A restrição de acesso a depoimentos de testemunhas em investigação extrajudicial configura afronta à Súmula Vinculante 14 do Supremo Tribunal Federal e extrapola os limites do poder de sigilo que a legislação atribui ao Ministério Público. A restrição de acesso deve ser cuidadosamente justificada para não comprometer os direitos dos envolvidos.
Com esse entendimento, o desembargador Wilton Müller Salomão, da 11ª Câmara Cível do Tribunal de Justiça de Goiás, rejeitou um recurso do Ministério Público de Goiás e ordenou o acesso da defesa de um investigado à íntegra dos autos de uma apuração administrativa.
FreepikJuiz entendeu que critério adotado pela banca examinadora para dar nota zero a candidato foi desproporcional e ordenou reavaliação. MP-GO decretou sigilo parcial de depoimentos; desembargador constatou cerceamento de defesa, o que levanta questões sobre a legítima restrição de acesso.
Conforme o processo, o MP-GO decretou o sigilo parcial de depoimentos em uma investigação contra um servidor público de Goiânia. Os promotores apuram se houve irregularidade na atuação do funcionário na Saneago, empresa estatal de saneamento.
Por causa disso, o investigado ajuizou uma ação para ter acesso a todos os depoimentos colhidos. Em primeira instância, a decisão foi favorável em mandado de segurança. O MP-GO e o governo estadual recorreram.
Além disso, é fundamental que a restrição de acesso não se torne um obstáculo ao exercício pleno da defesa, garantindo a transparência necessária em investigações.

MP-GO decretou sigilo parcial de depoimentos; desembargador constatou cerceamento de defesa
A discussão sobre a restrição de acesso é crucial para a proteção dos direitos fundamentais durante o processo judicial e a integridade das investigações.
Importância da Restrição de acesso em investigações
Ao TJ-GO, a promotoria argumentou que o sigilo dos depoimentos das testemunhas é cabível quando há risco concreto à eficiência, eficácia ou finalidade da investigação. O órgão ponderou que havia risco concreto de intimidação e constrangimento das testemunhas pelo investigado.

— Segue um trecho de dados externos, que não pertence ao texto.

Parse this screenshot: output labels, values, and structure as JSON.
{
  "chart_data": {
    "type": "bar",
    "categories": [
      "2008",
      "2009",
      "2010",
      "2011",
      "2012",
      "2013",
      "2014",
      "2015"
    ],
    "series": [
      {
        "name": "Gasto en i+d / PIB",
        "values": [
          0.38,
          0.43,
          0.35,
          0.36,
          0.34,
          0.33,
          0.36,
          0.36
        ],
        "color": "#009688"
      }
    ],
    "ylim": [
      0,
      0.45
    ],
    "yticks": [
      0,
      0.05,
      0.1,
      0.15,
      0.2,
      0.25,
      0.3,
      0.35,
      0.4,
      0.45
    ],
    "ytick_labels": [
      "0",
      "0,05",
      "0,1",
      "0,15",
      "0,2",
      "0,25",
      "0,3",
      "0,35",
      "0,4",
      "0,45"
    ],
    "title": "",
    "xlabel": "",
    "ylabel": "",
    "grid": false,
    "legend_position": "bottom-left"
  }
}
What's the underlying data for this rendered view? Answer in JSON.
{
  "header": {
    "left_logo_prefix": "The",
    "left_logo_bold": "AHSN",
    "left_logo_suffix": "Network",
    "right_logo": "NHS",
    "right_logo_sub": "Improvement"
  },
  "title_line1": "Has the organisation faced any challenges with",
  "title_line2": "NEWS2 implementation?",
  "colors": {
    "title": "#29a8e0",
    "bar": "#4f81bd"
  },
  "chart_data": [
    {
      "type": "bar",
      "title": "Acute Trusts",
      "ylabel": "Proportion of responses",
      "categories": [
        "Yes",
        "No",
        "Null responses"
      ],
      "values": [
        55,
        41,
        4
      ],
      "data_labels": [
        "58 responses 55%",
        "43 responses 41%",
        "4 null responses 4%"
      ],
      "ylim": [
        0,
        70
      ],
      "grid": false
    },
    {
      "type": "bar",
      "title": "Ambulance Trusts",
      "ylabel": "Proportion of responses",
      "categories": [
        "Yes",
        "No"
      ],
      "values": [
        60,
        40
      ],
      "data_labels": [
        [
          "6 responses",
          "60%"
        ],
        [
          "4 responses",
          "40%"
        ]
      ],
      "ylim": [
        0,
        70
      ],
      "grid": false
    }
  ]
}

O MP-GO afirmou ainda não ter negado o seu acesso aos autos e alegou que houve um “equívoco pontual” na comunicação entre a promotoria e os advogados do investigado.
Defesa cerceada
Para o desembargador, porém, ainda que haja situações em que o sigilo é necessário para a investigação, o instrumento não pode ser obstáculo ao exercício do contraditório e do direito de defesa. Segundo Salomão, a restrição de acesso deve ter justificativa objetiva, o que não ocorreu no caso concreto.
“As razões apresentadas para justificar a decretação de sigilo — como a possibilidade de represálias, intimidação ou constrangimento de testemunhas — não se fundam em fatos concretos ou individualizados, revelando-se genéricas e destituídas de comprovação mínima”, acrescentou.
O magistrado também rejeitou a argumentação de que a restrição foi apenas um erro do MP-GO. Conforme o processo, a própria promotoria determinou expressamente o sigilo parcial, restringindo formalmente o direito de defesa do investigado.
“Tal medida não se confunde com erro material ou falha administrativa. Ao contrário, tratou-se de ato deliberado da autoridade ministerial, devidamente documentado, com efeitos jurídicos concretos, mediante o qual se impediu, de forma clara, o conhecimento, pelo impetrante e seus advogados, de provas que já integravam o procedimento investigativo.”
Assim, a prática de restrição de acesso deve ser revista para assegurar que não haja abusos que prejudiquem o direito de defesa dos acusados.
O advogado Alexandre Pinto Lourenço defendeu o investigado.